EDIT: note that there's a potential trap here, illustrated by the pair of pools range(10_000) and range(100_000). After producing (9999, 99999), the first position increments to 10000, and then it continues for a very long time deducing that there's no match for any of the possibilities in 10001 .. 99999 in the second position; and then for 10001 in the first position no match for any of the possibilities in 10002 .. 99999 in the second position; and so on. @Leon's scheme instead would have noted that range(10_000) was the only free pool remaining having picked 10000 in the first position, and noted at once then that range(10_000) doesn't contain any values greater than 10000. It would apparently need to do that again for 10001, 10002, ..., 99999 in the first position. That's a linear-time rather than quadratic-time waste of cycles, but a waste all the same. Moral of the story: don't trust anything until you have actual code to try ;-)

And One Based on @Leon's Scheme

Following is a more-than-less faithful implementation of @Leon's ideas. I like the code better than my "proof of concept" (POC) code just above, but was surprised to find that the new code runs significantly slower (a factor of 3 to 4 times slower on a variety of cases akin to @JospephWood's randomized example) relative to a comparably "optimized" variant of the POC code.

The primary reason appears to be more calls to the matching function. The POC code called that once per "plausible" prefix. The new code doesn't generate any impossible prefixes, but for each prefix it generates may need to make multiple match() calls to determine the possibly smaller set of free pools remaining. Perhaps there's a cleverer way to do that.

Note that I added one twist: if a free pool's elements are all smaller than the last element of the prefix so far, it remains "a free pool" with respect to the prefix, but it's useless because none of its elements can appear in the candidates. This doesn't matter to the outcome, but it means the pool remains in the set of free pools for all remaining recursive calls, which in turn means they can waste time determining that it's still a "free pool". So when a free pool can no longer be used for anything, this version removes it from the set of free pools. This gave a significant speedup.

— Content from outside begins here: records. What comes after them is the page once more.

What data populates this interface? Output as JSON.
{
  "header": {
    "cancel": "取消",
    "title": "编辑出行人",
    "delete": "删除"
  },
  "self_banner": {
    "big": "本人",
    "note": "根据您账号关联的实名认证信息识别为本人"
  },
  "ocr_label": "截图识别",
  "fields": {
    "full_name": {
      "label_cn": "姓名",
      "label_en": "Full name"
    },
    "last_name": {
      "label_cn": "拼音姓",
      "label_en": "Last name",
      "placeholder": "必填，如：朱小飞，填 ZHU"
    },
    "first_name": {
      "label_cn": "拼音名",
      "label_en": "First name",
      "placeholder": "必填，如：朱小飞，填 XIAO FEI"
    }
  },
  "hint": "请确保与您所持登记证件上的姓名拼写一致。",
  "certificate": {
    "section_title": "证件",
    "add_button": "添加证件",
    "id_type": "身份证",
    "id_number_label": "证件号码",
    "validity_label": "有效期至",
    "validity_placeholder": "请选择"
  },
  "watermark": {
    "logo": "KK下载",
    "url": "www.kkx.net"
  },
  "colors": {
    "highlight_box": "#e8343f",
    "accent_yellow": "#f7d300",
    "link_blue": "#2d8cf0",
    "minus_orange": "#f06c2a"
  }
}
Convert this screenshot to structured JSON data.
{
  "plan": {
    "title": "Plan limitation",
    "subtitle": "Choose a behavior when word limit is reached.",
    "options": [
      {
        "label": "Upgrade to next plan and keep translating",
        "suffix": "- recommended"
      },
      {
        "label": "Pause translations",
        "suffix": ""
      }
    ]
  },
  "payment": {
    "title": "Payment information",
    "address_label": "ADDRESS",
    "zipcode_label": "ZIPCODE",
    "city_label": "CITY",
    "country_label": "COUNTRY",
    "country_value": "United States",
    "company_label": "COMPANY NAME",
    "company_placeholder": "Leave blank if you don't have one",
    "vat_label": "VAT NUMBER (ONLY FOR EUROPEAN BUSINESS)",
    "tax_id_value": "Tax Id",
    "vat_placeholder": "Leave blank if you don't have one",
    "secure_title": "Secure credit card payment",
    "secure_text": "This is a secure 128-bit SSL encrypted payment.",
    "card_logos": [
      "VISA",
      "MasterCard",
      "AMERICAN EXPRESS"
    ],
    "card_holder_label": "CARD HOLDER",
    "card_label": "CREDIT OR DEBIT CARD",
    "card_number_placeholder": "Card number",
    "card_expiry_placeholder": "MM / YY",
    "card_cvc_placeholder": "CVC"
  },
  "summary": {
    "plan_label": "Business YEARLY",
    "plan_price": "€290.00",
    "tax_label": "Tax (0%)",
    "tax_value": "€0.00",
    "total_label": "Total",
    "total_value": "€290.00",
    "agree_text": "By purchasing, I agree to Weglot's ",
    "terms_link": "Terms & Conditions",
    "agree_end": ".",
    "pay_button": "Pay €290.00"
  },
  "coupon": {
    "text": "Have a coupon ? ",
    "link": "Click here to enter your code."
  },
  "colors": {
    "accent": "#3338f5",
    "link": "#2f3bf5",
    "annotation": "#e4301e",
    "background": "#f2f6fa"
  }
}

Note: there are many ways to try matching, some of which have better theoretical O() worst-case behavior. In my experience, simple depth-first (as here) search runs faster in real life on typical cases. But it depends very much on characteristics of what "typical" graphs look like in the application at hand. I haven't tried other ways here.

Bottom lines, ignoring the "2 inputs" special-case code:

  • Nothing here beats incremental de-duplication for speed, if you have the RAM. But nothing is worse than that for peak memory burden.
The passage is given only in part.